British Truckers Fear the Worst as EU Ends Cabotage Restrictions
By Michael Babb -- Logistics Management, 8/1/1998
London--Already profoundly unhappy with high diesel-fuel taxes, British truckers have something new to worry about since July 1, the date the European Union lifted cabotage restrictions.Cabotage allows a truck from one country to pick up and deliver cargo while it is operating in another country. Under cabotage, a French truck, for example, can carry goods from France to Manchester in the United Kingdom, then use its empty trailer to pick up a load in Birmingham and drop it off in London before crossing the Channel back to France. Cabotage in the European Union has been legal, though limited by quota, since 1994.
According to Geoff Dossetter, a spokes- man for the United Kingdom's Freight Transport Association (FTA), fears of continental fleets invading the U.K. after July 1 are overblown. For one thing, he says, there never was a shortage of cabotage permits before that date. And the French truckers' presumed advantage of lower operating costs may be offset by other factors. "You have to pay a fare to get across the Channel, and the French have taxes that we don't have," he reports.
Predictions of a vast increase in cabotage in Britain are not supported by the facts, agrees Reg Dawson, a Brussels-based transport consultant. "Nearly three-quarters of all cabotage operations are carried out in Germany, the EU's largest and most profitable market," he says. Yet even at that level, he reports, cabotage costs German motor carriers less than 1 percent of their traffic.
The vast majority of those German operations involve carriers from Denmark or the Benelux countries, which merely have to drive across a land frontier, says Dawson. That situation is unlikely to change much after July 1, he believes. "[Truckers] are likely to continue to concentrate on Germany after abolition of the quota," he says. "Cabotage in Britain is much less tempting. It involves a foreign carrier in an expensive trip through the Channel Tunnel or on a ferry."
Despite policymakers' reassurances that they have little to worry about, U.K.-based truckers say they already are losing business to competition from the Continent. Brenda Taylor, who manages a small trucking firm in Kent, thinks it's no coincidence that business from one French customer dropped off 70 percent over the last six months. "It's cheaper for them to bring the goods over the Channel themselves," she says. With the end of the cabotage quota, she believes, it will be more lucrative for a French truck that has arrived in the U.K. to stay around and work for awhile. French trucks can tank up on 1,400 liters (370 gallons) of diesel fuel in Calais--enough to operate for a week in the U.K.--for (pound)350 (US$580) less than what it would cost at a British gas station.

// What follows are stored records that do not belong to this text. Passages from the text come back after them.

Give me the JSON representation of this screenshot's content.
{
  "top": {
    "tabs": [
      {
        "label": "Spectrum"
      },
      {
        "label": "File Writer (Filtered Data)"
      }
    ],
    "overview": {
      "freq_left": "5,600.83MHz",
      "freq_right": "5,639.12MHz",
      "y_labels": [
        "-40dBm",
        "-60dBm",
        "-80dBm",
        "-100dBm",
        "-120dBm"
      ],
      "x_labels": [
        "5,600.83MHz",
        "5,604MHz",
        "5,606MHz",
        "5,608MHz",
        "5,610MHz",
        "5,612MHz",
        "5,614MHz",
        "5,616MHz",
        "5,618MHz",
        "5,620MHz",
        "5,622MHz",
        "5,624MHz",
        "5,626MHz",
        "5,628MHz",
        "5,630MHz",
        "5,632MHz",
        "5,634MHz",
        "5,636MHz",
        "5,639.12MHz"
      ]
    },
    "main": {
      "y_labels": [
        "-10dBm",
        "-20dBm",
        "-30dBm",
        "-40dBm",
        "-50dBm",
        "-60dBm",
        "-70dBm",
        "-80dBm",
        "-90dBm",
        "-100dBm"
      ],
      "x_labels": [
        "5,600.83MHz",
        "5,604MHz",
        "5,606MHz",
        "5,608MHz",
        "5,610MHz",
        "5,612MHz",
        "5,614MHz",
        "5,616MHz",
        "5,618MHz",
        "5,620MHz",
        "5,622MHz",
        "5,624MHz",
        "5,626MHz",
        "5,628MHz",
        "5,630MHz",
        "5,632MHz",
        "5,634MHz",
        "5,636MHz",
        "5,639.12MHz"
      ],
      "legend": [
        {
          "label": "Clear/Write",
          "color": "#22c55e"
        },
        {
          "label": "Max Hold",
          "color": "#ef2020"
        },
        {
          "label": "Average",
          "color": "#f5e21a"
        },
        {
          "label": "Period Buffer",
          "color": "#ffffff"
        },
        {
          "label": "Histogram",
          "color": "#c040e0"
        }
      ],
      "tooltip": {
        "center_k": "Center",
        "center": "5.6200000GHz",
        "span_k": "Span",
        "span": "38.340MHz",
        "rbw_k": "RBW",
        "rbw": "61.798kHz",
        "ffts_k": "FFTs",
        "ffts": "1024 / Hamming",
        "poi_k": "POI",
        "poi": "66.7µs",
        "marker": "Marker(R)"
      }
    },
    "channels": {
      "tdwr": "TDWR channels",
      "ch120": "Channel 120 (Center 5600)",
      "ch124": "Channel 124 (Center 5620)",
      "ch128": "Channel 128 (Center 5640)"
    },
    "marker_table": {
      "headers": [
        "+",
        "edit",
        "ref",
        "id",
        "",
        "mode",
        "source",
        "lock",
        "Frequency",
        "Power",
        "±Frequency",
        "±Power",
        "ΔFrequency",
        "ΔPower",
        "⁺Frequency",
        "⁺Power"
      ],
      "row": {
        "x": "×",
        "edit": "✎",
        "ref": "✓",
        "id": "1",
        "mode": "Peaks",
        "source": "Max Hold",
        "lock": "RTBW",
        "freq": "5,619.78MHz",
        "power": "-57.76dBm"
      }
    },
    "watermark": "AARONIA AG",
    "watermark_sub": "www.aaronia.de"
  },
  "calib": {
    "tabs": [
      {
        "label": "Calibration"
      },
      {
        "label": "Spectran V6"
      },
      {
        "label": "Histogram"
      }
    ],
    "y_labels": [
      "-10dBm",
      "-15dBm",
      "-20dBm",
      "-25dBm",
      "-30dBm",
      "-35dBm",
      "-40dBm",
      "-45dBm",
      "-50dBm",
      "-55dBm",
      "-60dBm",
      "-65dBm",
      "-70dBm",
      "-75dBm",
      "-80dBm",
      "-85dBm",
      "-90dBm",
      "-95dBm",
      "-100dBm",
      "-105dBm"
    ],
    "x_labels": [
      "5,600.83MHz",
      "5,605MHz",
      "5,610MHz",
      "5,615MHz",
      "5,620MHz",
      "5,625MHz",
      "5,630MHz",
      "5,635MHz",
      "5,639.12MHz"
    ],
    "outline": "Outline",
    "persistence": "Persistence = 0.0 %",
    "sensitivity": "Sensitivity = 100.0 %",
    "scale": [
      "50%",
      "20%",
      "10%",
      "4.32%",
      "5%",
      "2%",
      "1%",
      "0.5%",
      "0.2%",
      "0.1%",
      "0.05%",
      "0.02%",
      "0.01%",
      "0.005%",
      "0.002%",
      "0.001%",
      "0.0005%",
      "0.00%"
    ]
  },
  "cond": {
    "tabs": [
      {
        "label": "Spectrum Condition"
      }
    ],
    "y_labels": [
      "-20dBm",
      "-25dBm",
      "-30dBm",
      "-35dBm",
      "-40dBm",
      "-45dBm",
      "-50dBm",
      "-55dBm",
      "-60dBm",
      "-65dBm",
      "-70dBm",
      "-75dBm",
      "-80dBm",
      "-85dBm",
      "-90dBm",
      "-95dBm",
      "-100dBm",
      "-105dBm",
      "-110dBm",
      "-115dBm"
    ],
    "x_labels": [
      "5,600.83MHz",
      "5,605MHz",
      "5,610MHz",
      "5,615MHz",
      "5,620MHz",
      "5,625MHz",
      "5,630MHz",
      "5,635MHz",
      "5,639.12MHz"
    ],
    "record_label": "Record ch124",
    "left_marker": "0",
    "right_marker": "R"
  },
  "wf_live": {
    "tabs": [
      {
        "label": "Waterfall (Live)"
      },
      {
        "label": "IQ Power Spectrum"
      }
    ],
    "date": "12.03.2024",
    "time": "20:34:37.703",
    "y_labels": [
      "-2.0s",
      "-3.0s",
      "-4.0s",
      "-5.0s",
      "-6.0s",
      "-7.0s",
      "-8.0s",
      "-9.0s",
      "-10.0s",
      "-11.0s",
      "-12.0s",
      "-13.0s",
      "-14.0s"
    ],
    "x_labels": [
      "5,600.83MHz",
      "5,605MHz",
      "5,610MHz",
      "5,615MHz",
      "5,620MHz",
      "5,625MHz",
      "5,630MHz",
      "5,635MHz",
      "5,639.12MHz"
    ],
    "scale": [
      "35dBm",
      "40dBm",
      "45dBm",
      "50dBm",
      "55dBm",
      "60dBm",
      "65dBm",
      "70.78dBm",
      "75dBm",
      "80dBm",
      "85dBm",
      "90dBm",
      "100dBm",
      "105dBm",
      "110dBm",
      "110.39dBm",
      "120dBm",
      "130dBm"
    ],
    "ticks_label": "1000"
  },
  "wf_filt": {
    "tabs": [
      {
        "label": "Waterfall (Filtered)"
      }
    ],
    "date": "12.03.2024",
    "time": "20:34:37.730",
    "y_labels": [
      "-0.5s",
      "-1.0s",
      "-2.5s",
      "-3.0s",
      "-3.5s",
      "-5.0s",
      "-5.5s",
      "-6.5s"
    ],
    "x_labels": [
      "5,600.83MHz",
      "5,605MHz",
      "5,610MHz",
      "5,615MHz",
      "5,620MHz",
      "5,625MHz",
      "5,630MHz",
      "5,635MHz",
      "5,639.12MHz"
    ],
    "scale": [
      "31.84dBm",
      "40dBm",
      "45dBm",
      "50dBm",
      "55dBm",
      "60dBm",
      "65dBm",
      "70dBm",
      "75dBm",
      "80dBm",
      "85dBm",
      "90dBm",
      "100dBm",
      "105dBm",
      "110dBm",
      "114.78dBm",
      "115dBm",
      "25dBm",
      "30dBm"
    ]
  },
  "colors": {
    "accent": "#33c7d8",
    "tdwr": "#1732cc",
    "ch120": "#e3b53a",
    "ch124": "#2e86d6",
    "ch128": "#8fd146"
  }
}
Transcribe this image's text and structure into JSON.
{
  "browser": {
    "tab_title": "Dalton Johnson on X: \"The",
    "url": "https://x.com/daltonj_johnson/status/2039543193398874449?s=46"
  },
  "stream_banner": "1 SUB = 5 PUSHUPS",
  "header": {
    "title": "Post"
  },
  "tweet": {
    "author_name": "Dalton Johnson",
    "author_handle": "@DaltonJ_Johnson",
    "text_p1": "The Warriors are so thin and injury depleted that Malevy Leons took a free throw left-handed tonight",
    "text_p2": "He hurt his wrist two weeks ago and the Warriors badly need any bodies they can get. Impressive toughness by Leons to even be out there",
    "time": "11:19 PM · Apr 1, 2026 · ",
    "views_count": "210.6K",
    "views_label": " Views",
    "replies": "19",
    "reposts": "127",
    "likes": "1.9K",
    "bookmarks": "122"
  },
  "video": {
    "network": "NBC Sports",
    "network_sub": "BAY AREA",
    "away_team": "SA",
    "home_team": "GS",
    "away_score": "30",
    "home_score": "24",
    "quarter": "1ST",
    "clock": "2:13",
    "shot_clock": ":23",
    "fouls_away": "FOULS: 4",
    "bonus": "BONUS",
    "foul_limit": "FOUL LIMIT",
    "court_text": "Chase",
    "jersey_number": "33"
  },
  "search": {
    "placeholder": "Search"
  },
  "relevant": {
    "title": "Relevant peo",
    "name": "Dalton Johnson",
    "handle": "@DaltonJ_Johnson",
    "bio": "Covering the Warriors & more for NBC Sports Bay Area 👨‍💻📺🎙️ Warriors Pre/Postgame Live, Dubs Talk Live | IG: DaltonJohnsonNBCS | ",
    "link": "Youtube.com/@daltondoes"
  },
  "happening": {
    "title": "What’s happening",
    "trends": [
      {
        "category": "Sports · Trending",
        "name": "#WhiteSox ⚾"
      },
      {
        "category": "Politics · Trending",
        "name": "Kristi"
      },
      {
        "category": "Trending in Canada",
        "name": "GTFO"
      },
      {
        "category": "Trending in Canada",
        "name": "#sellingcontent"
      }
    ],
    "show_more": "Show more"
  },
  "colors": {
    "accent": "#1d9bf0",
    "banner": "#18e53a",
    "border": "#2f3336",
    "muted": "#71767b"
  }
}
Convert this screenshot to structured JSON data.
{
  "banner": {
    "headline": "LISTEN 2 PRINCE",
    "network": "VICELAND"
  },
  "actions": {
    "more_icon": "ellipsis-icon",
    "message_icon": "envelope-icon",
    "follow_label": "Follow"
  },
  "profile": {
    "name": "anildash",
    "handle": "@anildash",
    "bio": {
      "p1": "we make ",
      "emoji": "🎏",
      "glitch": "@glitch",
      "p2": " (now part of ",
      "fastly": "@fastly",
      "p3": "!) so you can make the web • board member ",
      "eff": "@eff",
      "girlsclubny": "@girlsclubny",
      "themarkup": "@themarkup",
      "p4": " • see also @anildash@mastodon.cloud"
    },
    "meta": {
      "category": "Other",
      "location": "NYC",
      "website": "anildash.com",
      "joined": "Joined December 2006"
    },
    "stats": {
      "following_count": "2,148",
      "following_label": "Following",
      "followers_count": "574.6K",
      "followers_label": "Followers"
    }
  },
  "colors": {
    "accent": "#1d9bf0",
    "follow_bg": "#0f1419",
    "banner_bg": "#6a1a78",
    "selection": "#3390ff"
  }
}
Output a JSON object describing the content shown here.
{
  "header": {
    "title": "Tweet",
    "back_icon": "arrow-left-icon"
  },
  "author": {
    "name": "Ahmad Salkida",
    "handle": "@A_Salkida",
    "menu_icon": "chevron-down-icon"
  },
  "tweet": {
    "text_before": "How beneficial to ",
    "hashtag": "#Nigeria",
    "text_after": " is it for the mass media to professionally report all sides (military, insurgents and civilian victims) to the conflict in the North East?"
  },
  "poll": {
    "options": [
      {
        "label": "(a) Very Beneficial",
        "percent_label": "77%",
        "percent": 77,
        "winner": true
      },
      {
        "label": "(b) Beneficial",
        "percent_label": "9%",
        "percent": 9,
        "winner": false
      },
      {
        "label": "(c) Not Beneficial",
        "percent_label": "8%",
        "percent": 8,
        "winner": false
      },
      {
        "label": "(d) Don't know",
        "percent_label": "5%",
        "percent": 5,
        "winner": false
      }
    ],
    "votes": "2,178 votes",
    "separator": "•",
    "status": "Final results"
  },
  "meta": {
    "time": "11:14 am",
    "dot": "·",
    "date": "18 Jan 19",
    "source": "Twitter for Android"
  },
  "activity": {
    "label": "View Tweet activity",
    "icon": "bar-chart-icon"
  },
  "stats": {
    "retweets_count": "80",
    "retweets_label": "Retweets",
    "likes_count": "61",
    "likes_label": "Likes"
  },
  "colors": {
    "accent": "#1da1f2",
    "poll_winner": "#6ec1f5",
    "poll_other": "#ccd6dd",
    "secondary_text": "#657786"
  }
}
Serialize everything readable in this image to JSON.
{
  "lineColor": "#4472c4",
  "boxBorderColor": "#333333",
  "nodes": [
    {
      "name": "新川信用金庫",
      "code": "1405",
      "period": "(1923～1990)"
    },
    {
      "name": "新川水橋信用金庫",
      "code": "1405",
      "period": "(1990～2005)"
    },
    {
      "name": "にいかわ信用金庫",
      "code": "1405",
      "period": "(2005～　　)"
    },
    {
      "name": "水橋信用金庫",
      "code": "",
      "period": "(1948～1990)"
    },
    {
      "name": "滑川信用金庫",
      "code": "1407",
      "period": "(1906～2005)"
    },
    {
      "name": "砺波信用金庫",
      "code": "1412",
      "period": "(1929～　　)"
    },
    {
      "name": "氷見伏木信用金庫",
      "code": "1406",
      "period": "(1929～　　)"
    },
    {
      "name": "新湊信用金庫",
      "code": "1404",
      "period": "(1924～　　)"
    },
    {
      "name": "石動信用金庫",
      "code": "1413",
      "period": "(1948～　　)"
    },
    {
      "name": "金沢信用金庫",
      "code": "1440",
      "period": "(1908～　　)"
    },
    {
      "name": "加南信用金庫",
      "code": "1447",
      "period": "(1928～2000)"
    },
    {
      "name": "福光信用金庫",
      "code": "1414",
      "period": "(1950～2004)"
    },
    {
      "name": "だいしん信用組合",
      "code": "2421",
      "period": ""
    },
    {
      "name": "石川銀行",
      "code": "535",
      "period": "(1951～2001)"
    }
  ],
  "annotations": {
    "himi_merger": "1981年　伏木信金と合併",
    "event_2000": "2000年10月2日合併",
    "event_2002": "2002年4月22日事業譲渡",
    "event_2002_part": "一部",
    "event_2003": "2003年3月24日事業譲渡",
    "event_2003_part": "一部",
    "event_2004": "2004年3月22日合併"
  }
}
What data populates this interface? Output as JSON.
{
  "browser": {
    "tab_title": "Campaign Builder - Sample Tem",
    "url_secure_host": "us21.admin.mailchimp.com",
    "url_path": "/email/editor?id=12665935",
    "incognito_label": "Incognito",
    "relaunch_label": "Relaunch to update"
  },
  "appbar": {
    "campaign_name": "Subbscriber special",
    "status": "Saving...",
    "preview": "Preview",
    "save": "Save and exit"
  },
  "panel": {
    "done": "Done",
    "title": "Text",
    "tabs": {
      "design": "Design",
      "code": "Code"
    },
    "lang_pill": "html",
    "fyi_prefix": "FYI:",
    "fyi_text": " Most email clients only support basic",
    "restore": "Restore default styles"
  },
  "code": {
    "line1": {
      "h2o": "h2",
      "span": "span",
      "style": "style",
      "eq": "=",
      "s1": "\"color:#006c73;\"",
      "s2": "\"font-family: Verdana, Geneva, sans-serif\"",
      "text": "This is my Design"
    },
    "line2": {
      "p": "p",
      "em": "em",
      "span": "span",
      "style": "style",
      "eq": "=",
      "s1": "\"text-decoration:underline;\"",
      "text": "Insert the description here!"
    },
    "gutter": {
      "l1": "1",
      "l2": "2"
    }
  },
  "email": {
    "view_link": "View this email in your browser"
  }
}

Another Kent-based operator, Martin Husk of Coon Valley Transport, says this fuel-cost differential alone has decreased his French business by 30 percent since the beginning of the year and the end of cabotage restrictions will only make things worse. Already, he says, the French are showing up in Dover on Monday mornings with tractor and trailer ready for the first delivery. But instead of going back home at the end of the day, the tractor spends the rest of the week shuttling newly arrived trailers from Dover to various U.K. destinations. "The tractor and trailer together pay the same fare--(pound)150 (US$249)--it costs to ship a trailer by itself across the Channel, so the driver and tractor come over Monday morning for free. And they go back home for free on Friday night," Husk contends. Volume shippers pay ferry operators as little as (pound)100 (US$166) per trailer, he adds.
Exactly how much of the British truckers' woes may be ascribed to cabotage is in dispute. But all agree that high fuel taxes are escalating operating costs and hurting business.
The main culprit, says Geoff Dossetter, is the U.K. government's "fuel-tax escalator," an environmentally based policy introduced in 1993 that regularly increases the national fuel tax. "Excessive taxation on goods-vehicle operation, supposedly designed to reduce mileage, makes U.K. industry uncompetitive with European rivals and sucks out so much revenue from the transport sector that little is left to invest in cleaner and greener equipment," he says. "The escalator is a failed policy, other than as a means to raise revenue for the government."
David Green, director general of the FTA, puts his finger directly on the problem. "The government is severely hurting U.K. industry by its remorseless attitude to road-freight fuel duty," he says. "Eighty-five percent of the price of diesel fuel is now tax," he continues. "Fuel costs represent some 30 percent of the cost of operating a 38-tonne vehicle, which now pays over £22,000 (US$36,520) in tax per year. Current diesel prices ... in the U.K. are 70 percent above the average of other EU member states," he says.
Although fuel costs are a legitimate problem, truckers shouldn't confuse the public by mixing worries about cabotage with concerns over high fuel taxes, advises Dawson. "The protesters have used the cabotage 'threat' as a vehicle for justified protests about the gross discrepancy between rates of truck and fuel tax in Britain and in most EU countries," he says. But that maneuver may misfire, he warns. "That discrepancy certainly needs tackling, but by making palpably false claims about cabotage, the protesters have devalued their case," he says.